Combien d’aspirations hautes, lucides et nobles –
oui, authentiquement hautes, lucides et nobles –
et, qui sait peut-être réalisables…
qui ne verront jamais la lumière du soleil réel et qui
tomberont dans l’oreille des sourds ?
Le monde est à qui naît pour le conquérir,
et non pour qui rêve, fût-ce à bon droit, qu’il peut le conquérir.
J’ai rêvé plus que jamais Napoléon ne rêva.
Sur mon sein hypothétique j’ai pressé plus d’humanité que le Christ,
j’ai fait en secret des philosophies que nul Kant n’a rédigées,
mais je suis, peut-être à perpétuité, l’individu de la mansarde,
sans pour autant y avoir mon domicile :
je serai toujours celui qui n’était pas né pour ça ;
je serai toujours, sans plus, celui qui avait des dons ;
je serai toujours celui qui attendait qu’on lui ouvrît la porte
auprès d’un mur sans porte
et qui chanta la romance de l’Infini dans une basse-cour,
celui qui entendit la voix de Dieu dans un puits obstrué.

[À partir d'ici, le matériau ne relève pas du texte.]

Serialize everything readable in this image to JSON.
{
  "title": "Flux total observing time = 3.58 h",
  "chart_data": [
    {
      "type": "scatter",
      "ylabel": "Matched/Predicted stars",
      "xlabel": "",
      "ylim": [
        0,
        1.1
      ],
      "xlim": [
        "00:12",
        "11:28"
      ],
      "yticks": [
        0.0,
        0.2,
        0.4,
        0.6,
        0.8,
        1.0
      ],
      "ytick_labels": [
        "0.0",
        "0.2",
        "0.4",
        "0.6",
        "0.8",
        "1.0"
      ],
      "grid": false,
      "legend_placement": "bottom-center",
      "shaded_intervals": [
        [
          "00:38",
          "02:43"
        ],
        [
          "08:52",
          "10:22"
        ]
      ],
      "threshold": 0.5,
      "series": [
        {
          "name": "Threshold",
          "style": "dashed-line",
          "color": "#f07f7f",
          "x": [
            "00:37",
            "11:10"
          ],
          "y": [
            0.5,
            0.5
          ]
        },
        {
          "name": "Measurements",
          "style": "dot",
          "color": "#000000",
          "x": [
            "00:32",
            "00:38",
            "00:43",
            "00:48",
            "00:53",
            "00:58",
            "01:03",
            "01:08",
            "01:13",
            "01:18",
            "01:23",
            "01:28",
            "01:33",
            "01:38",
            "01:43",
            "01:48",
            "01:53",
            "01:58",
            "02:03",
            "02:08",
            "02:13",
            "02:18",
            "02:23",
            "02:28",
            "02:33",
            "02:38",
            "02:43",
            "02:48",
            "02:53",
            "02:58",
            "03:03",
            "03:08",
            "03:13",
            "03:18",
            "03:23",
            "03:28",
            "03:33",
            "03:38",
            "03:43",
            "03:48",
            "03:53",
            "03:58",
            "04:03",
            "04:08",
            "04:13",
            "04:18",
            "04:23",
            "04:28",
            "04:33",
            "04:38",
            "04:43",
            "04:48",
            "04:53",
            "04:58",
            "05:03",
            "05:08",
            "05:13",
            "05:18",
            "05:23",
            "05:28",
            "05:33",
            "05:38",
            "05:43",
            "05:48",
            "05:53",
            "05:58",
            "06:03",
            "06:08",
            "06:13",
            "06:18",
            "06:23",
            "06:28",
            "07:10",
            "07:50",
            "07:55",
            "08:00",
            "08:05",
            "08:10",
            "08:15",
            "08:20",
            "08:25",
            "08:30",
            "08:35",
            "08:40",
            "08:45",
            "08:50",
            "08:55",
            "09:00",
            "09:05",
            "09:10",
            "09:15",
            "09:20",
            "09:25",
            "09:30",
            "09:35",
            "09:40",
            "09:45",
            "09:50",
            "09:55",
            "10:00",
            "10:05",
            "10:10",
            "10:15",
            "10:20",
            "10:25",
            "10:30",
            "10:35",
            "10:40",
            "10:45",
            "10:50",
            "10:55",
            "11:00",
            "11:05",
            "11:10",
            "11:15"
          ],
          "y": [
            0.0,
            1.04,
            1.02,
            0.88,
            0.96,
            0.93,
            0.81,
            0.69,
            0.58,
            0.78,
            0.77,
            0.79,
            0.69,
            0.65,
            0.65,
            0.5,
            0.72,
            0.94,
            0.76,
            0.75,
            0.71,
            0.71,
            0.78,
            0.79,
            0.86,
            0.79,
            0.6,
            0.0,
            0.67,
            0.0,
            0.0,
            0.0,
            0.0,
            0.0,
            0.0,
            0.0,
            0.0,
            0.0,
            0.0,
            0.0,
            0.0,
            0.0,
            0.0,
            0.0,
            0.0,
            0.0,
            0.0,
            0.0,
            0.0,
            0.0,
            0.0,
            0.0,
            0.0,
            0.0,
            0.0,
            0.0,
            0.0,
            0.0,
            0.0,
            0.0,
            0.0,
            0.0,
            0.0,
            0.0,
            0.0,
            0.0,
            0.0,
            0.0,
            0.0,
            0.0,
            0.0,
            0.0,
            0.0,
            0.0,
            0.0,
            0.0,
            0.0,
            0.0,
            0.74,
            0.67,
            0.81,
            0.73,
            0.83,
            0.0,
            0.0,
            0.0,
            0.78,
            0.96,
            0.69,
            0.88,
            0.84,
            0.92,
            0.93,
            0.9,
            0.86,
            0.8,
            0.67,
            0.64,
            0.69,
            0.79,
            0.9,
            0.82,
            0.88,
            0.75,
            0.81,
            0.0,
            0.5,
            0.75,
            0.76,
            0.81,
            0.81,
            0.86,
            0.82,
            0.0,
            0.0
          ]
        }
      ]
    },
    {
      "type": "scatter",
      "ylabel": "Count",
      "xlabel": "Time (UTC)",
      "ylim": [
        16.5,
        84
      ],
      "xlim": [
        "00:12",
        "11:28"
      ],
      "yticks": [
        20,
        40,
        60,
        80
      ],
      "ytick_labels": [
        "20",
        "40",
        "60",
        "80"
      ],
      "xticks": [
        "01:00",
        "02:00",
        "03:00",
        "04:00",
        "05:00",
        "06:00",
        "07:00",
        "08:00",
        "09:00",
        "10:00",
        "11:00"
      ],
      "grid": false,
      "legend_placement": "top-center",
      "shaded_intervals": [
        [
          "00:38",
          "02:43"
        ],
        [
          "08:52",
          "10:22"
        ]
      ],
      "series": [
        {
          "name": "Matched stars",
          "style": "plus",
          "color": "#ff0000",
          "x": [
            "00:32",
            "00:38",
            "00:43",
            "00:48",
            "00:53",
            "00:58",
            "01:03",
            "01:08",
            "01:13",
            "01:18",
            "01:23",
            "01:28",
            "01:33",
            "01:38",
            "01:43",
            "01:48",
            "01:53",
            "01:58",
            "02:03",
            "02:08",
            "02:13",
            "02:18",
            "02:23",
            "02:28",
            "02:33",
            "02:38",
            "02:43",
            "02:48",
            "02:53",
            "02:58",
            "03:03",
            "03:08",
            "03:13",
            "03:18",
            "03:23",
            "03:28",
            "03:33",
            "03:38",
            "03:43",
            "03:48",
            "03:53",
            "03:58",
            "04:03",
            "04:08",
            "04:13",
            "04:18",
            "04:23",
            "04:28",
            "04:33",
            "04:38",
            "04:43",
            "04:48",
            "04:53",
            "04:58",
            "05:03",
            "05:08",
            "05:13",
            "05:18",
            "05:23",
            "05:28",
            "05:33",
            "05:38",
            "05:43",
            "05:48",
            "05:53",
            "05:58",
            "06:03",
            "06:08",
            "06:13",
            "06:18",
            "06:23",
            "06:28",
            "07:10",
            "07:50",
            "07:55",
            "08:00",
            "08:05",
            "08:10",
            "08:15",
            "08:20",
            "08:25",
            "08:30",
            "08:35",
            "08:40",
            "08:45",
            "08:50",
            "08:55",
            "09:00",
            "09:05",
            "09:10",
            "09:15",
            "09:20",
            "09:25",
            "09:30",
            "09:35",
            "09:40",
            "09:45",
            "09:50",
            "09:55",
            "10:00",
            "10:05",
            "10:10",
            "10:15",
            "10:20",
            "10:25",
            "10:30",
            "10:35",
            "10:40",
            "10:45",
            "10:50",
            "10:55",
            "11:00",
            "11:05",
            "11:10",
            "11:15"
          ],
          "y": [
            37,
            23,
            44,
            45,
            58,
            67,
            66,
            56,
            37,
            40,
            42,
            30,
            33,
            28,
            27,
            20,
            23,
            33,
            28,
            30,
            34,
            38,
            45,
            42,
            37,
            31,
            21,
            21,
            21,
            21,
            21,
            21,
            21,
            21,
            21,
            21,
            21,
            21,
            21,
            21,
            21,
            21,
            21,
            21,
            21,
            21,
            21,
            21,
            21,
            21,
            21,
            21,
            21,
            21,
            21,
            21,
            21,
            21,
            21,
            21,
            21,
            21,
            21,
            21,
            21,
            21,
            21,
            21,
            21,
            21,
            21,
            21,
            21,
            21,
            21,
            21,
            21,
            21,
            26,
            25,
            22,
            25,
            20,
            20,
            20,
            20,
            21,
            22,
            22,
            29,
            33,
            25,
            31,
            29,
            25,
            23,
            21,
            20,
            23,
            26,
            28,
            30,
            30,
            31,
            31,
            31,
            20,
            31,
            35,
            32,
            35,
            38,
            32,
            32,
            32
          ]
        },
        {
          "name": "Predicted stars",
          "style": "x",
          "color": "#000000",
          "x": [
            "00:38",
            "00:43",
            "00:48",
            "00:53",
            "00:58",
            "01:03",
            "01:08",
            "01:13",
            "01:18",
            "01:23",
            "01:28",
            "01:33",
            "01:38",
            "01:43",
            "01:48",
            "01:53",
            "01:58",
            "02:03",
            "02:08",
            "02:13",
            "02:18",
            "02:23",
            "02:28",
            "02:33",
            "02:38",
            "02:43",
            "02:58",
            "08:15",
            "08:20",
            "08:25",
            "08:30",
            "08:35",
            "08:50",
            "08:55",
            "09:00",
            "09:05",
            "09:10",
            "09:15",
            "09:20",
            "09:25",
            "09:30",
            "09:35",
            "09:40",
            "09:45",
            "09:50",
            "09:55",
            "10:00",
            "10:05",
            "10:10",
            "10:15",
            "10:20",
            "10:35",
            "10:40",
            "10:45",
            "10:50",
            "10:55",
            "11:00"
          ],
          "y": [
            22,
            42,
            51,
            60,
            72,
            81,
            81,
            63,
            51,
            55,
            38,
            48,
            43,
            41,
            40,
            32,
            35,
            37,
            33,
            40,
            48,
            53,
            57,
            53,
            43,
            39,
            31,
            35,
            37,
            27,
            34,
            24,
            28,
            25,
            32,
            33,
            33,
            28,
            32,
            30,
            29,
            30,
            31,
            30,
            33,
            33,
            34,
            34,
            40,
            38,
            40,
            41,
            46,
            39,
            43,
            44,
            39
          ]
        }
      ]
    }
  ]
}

Croire en moi ? Pas plus qu’en rien…
Que la Nature déverse sur ma tête ardente
son soleil, sa pluie, le vent qui frôle mes cheveux ;
quant au reste, advienne que pourra, ou rien du tout…

 

Esclaves cardiaques des étoiles,
nous avons conquis l’univers avant de quitter nos draps,
mais nous nous éveillons et voilà qu’il est opaque,
nous nous éveillons et voici qu’il est étranger,
nous franchissons notre seuil et voici qu’il est la terre entière,
plus le système solaire et la Voie lactée et le Vague Illimité.